In the third and least interesting story element, Jan’s
divorced husband (Tom Knickerbocker) hangs out with his longtime
friend Tommy (Michael Dempsey), bemoaning his separation
from Jan. Nonetheless, this is a highly watchable piece,
eliciting a lump-in-the-throat reaction in the home stretch
that feels sincere and richly earned. An exemplary production
design adds to the satisfactions of Williams’ finely
crafted production. —Les Spindle
Prove it on me
Stella Adler Theatre
6773 Hollywood Blvd., Hollywood
Friday-Saturday 8 p.m., Sunday
3 p.m.
Through March 2
Tickets: $30
www.plays411.com/proveit
The setting is Harlem in the late 1920s. The stock market
is crashing, the blues and booze are flowing in speakeasies,
and a soothsaying voodoo mama from New Orleans periodically
enters to ominously remind us there’s a metaphorical
storm-a-brewin’. The dark clouds she foresees are precipitated
by forbidden love.
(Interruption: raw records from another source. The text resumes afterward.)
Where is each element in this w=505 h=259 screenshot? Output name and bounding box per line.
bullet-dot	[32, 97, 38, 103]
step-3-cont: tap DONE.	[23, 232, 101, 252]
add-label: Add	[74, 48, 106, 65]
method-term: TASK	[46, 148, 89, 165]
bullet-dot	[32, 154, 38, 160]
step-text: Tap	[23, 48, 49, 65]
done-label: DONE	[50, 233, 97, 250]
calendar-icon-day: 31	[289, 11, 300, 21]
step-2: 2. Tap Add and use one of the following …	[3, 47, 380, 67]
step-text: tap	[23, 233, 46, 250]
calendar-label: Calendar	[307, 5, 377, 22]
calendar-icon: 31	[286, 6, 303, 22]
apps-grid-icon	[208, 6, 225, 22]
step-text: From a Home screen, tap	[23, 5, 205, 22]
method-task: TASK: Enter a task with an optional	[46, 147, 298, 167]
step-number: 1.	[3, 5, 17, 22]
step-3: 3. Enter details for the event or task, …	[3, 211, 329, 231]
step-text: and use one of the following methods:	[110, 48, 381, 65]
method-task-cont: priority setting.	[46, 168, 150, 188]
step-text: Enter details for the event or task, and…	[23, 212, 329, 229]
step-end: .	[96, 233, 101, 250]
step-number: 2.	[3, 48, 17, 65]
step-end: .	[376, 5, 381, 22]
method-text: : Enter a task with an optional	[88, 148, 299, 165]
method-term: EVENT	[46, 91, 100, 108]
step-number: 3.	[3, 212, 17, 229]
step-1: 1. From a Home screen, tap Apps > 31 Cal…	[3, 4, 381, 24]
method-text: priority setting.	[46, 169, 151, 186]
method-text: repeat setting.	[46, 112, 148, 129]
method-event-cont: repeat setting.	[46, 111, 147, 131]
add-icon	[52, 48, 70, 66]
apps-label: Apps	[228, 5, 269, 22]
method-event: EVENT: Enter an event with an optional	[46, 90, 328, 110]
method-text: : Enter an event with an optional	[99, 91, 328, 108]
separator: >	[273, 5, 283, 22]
Race-mixing and same-sex love are of course
verboten in this milieu, so when sultry African-American
chanteuse Georgia Brooks (Sweet Baby J’ai) is hotly
pursued by spoiled white rich babe Lindsey (Aynsley Bobbico),
the stage is set for enough melodramatic clichés for
a library full of dime-novel potboilers. During its amusing
early scenes, Dee Jae Cox’s new play, sprinkled with
sultry ballads and jazzy ditties by Michele Weiss, promises
to be a guilty-pleasure delight. But the proceedings become
more contrived and talky as her overreaching piece progresses,
seemingly wanting us to take the overwrought dramatic developments
seriously, as if this was some sort of historical social
treatise rather than popcorn entertainment.
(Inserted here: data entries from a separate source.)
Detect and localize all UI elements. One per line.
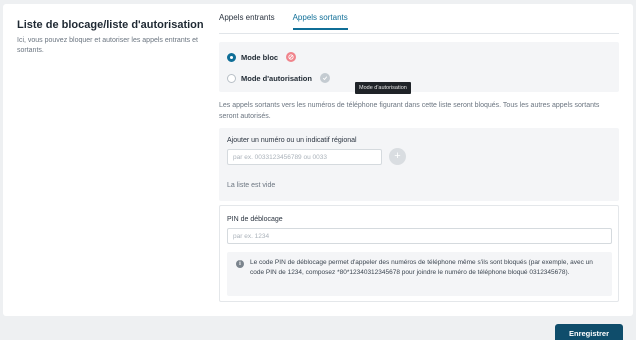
outgoing-info-text: Les appels sortants vers les numéros de … bbox=[219, 102, 600, 120]
block-mode-option[interactable]: Mode bloc bbox=[227, 52, 297, 62]
plus-icon: + bbox=[394, 150, 401, 162]
pin-note: i Le code PIN de déblocage permet d'appe… bbox=[227, 252, 612, 296]
check-icon bbox=[319, 73, 330, 83]
number-input[interactable] bbox=[227, 149, 382, 165]
section-title: Liste de blocage/liste d'autorisation bbox=[17, 19, 204, 31]
block-icon bbox=[286, 52, 297, 62]
section-description: Ici, vous pouvez bloquer et autoriser le… bbox=[17, 37, 198, 54]
block-mode-label: Mode bloc bbox=[241, 52, 279, 62]
call-tabs: Appels entrants Appels sortants bbox=[219, 13, 366, 30]
pin-label: PIN de déblocage bbox=[227, 216, 283, 223]
add-number-panel: Ajouter un numéro ou un indicatif région… bbox=[219, 128, 619, 201]
tab-outgoing-calls[interactable]: Appels sortants bbox=[292, 13, 348, 30]
authorization-mode-option[interactable]: Mode d'autorisation bbox=[227, 73, 330, 83]
footer-bar bbox=[0, 318, 636, 340]
unlock-pin-panel: PIN de déblocage i Le code PIN de débloc… bbox=[219, 205, 619, 302]
pin-input[interactable] bbox=[227, 228, 612, 244]
tabs-divider bbox=[219, 33, 619, 34]
add-number-label: Ajouter un numéro ou un indicatif région… bbox=[227, 137, 357, 144]
block-mode-radio[interactable] bbox=[227, 52, 236, 62]
empty-list-text: La liste est vide bbox=[227, 182, 276, 189]
mode-selector: Mode bloc Mode d'autorisation bbox=[219, 42, 619, 92]
tab-incoming-calls[interactable]: Appels entrants bbox=[219, 13, 275, 30]
add-number-button[interactable]: + bbox=[389, 148, 406, 165]
authorization-mode-radio[interactable] bbox=[227, 73, 236, 83]
authorization-mode-label: Mode d'autorisation bbox=[241, 73, 312, 83]
info-icon: i bbox=[236, 260, 244, 268]
pin-note-text: Le code PIN de déblocage permet d'appele… bbox=[250, 259, 593, 276]
save-button[interactable]: Enregistrer bbox=[555, 324, 623, 340]
mode-tooltip: Mode d'autorisation bbox=[355, 82, 411, 94]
Under Kelly Ann Ford’s uneven direction, the production’s
strongest asset is Sweet Baby J’ai, who croons swinging
nightclub numbers with panache and elicits a degree of empathy
for her character, a thick-skinned survivor with a good head
on her shoulders, but a weakness for the seductive powers
of female beauty. Bobbico is likewise a good singer and has
fun with Cox’s dicey double-entendres, but her portrayal
leans toward the wooden, and the Doris Day wig she wears
is a further obstacle in her attempts to come across as a
daring, sexually aggressive temptress. Deserving of our sympathy—as
an actor, not as a character—is Alan Brooks, who makes
a futile attempt at credibility as the black-dyed villain,
Lindsey’s homophobic, racist father. We kept waiting
for the handlebar moustache and the line, “You must
pay the rent!” As Aunt Josie, the psychic gypsy woman,
Deborah Kellar has the good sense to play this role for laughs,
but her sentences missing countless words—apparently
meant to convey a gypsy shorthand lingo—sound ludicrous.
The other cast members (Malik B. El-Amin, Alan Keith Caldwell,
Terrence Tatum and Melinda Edmonson) offer capable support.
Cutting much of the redundant and pretentious dialogue and
ramping up the humor could bring this intermittently fun,
but rambling piece closer to a palatable evening. —L.S.